Naturfreunde Bad Vöslau: Eigentümer der Vöslauer Hütte, die jetzt eine 2.400 Meter lange Abwasserleitung erhielt.

Der Verein Erde Nakula in Schönau an der Triesting beschäftigte sich mit der Landschaftspflege.

Doris Holler-Bruckner erhält den Preis für ihre Aktionen in der Umwelterziehung.

Wolfgang Löser besitzt einen energieautarken Bauernhof in Streitdorf.

Christian Machacek, Hohenau, züchtete den Wildkarpfen zurück und vermehrte ihn.

Sandra Kalteis, Anna Mitterauer und Kathrin Kolm aus Weinburg machten ein Konzept zur Rettung einer Dorflinde und setzten die Arbeiten zur Sanierung durch.

Josef Mölzer ist schon seit langer Zeit für die NÖ Berg- und Naturwacht tätig.

Elisabeth Hehenberger aus Amstetten verfasste eine Arbeit über die Reduktion von C02 durch Holzfeuerungen.

Die Volksschule Neuhofen an der Ybbs baute Modelle von Flussläufen.

Die Volksschule Berndorf-St.
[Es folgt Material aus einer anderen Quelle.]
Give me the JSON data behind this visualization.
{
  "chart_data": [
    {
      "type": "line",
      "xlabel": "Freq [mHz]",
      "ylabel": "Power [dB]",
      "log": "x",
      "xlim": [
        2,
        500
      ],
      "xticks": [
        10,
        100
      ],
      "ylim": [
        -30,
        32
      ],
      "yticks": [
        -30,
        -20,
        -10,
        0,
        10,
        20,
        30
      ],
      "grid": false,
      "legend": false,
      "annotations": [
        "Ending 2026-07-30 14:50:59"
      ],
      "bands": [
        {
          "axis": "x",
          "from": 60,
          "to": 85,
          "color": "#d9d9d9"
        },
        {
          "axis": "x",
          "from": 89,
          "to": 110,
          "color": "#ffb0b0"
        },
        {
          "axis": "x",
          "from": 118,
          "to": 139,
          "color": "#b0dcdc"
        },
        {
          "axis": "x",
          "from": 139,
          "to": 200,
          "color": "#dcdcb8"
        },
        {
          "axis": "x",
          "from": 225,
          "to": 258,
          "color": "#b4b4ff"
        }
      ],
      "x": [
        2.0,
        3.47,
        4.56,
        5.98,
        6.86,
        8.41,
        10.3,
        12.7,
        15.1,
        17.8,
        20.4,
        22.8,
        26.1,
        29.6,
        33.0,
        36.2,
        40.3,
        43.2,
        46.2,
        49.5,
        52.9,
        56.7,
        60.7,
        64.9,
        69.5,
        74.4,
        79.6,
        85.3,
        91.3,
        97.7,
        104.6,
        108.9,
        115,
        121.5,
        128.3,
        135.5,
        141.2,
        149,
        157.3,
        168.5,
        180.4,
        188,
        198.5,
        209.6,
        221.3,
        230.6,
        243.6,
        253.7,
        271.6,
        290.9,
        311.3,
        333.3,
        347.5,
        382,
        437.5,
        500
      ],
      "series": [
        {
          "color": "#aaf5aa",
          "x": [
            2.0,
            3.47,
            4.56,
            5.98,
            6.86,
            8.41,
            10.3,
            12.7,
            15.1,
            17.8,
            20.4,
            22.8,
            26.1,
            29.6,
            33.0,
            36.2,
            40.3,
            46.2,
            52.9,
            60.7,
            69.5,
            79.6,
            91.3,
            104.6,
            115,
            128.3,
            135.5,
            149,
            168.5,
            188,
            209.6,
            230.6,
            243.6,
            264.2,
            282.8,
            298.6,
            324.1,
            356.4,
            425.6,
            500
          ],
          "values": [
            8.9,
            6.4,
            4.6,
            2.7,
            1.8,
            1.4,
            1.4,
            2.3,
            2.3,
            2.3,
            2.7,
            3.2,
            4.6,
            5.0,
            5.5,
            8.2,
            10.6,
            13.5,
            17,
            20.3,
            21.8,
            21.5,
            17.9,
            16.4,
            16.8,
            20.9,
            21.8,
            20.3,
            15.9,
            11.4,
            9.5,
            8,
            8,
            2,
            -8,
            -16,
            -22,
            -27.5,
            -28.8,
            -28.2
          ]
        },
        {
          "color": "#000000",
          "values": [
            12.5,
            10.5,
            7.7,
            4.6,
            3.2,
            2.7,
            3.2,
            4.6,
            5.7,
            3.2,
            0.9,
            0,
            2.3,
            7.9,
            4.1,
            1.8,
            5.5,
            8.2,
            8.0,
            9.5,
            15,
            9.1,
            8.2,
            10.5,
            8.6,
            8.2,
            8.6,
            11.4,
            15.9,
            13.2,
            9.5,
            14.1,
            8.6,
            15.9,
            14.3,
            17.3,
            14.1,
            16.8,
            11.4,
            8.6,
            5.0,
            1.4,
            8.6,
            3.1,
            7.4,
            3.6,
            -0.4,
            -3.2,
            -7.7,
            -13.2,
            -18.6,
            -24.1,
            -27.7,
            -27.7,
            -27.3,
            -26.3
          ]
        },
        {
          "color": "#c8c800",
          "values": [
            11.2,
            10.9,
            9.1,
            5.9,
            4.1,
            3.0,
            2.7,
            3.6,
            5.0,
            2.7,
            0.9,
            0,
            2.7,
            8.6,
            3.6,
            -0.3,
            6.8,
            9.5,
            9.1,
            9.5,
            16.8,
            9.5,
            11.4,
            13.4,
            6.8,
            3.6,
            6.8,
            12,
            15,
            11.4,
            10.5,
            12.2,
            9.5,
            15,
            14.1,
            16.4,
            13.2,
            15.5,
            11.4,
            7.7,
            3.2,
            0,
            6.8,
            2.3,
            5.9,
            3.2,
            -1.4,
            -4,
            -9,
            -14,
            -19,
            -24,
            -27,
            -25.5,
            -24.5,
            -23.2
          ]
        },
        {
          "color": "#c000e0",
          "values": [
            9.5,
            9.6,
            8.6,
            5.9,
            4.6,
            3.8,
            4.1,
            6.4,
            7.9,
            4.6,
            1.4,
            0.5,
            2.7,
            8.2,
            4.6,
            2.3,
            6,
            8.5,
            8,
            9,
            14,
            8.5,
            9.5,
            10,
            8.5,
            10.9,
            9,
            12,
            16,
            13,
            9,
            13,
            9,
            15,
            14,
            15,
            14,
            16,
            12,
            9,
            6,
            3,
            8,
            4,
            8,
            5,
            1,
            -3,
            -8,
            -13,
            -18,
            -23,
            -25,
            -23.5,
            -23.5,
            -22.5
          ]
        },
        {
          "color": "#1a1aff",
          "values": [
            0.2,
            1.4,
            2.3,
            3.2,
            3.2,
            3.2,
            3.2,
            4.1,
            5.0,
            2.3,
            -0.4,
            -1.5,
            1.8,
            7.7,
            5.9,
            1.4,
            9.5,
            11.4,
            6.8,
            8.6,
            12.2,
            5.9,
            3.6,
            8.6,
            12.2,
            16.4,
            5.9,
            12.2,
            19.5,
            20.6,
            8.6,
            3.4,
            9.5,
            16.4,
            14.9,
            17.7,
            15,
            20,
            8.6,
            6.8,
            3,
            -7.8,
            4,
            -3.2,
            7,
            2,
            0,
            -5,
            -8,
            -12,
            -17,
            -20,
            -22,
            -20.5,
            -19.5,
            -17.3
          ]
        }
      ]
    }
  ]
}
Veit legte jedem Schüler eine Wassermappe an.

Die Volksschule Gerasdorf beschäftigte sich mit dem Marchfeldkanal.

Die Leopold Figl-Volksschule in Stössing sammelte Wassergeschichten.

Die Schmuttermayer-Schule in Hinterbrühl realisierte ein Wasser-Projekt.

Die Hauptschule Neulengbach beleuchtete den Fluss Tulln in allen Aspekten.

Die Hauptschule Eggenburg schuf eine CD-Rom zur Bestimmung der Wassergüte.

Die Hauptschule Oberndorf an der Melk analysierte alle Hausbrunnen im Ort.

Das BG/BRG Berndorf stellte in einem Projekt Wasser die Ergebnisse in einer Computerpräsentation dem Publikum vor.

Das BG/BRG/BAG Horn setzte das Projekt eines mit erneuerbarer Energie betriebenen Würstelstandes um.

Das BG Amstetten setzte sich mit dem „Wildnisgebiet Dürrenstein“ auseinander.

Viele Projekte seien von Schulen eingereicht worden, und hier habe sich gezeigt, was alles auch in dieser Zeit machbar und umsetzbar sei, sagte Landesrat Emil Schabl. Die Beteiligung an den Hans Czettel-Förderungspreisen zeige die Eigeninitiative, das Engagement und der Einsatz, so Landeshauptmannstellvertreterin Heidemaria Onodi. Gleichzeitig werde der Naturschutz in den Mittelpunkt gestellt.